Historically, private corporations had a general duty to maximize shareholders’ value. In contrast, B corporations are not required to give priority to shareholders. The board of directors of a B corporation may instead consider the impact of its decisions on constituencies other than shareholders, such as the company’s employees, the community, or the environment. It is up to the board to decide what weight should be given to each. What does this mean to ERISA plans that want to invest in B Corporations?
The Department of Labor (“Department”) has previously issued guidance involving plan investments in “economically targeted investments” or “ETIs,” which are investments selected for economic benefits they create apart from their investment return to the plan. In that guidance the Department reminds us “ERISA requires that a fiduciary act solely in the interest of the plan's participants and beneficiaries and for the exclusive purpose of providing benefits to their participants and beneficiaries.” 29 C.F.R. § 2509.2015-1 (emphasis added). The Department interprets this requirement to mean ERISA prohibits plan fiduciaries “from subordinating the interests of participants and beneficiaries to unrelated objectives.” Id.

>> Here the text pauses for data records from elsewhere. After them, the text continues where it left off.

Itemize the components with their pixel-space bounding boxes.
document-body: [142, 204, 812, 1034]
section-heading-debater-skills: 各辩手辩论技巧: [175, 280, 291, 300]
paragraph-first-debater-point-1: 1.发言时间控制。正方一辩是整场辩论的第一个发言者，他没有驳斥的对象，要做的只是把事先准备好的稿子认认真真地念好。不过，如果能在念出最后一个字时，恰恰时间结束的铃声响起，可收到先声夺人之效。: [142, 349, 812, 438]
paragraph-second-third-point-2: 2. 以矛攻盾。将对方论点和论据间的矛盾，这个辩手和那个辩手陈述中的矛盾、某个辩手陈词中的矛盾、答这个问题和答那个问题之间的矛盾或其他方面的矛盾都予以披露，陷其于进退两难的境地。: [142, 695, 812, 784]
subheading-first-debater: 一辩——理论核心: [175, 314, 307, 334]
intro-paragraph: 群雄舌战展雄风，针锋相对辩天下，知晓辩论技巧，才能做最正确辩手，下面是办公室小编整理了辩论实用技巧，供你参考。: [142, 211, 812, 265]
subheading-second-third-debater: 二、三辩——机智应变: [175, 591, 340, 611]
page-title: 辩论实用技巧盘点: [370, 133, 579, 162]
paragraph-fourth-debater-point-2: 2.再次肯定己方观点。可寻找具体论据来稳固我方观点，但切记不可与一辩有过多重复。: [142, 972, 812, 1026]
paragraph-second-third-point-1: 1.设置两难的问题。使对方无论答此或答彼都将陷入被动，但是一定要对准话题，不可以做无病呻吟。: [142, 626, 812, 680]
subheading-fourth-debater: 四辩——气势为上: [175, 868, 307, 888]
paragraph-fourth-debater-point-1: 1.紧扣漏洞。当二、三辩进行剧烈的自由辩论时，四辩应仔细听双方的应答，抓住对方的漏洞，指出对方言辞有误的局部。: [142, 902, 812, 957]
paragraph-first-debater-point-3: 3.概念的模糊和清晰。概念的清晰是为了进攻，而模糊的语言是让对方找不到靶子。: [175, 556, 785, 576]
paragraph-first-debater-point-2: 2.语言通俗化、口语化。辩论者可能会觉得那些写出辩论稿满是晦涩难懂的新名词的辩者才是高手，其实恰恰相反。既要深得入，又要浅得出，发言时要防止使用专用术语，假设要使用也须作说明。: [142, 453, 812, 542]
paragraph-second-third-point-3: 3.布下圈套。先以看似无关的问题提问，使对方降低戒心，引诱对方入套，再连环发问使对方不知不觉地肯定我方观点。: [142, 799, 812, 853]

This guidance would prohibit a plan fiduciary from deciding to invest in a B corporation with higher risk and lower returns because the fiduciary believes the B corporation’s social justice objectives should be given priority. However, the fact that a B corporation may incidentally benefit society will not automatically disqualify the B corporation as a permissible plan investment. If the fiduciary follows ERISA’s standard of prudence, nothing would prohibit the fiduciary from selecting a B corporation as a proper investment for the plan.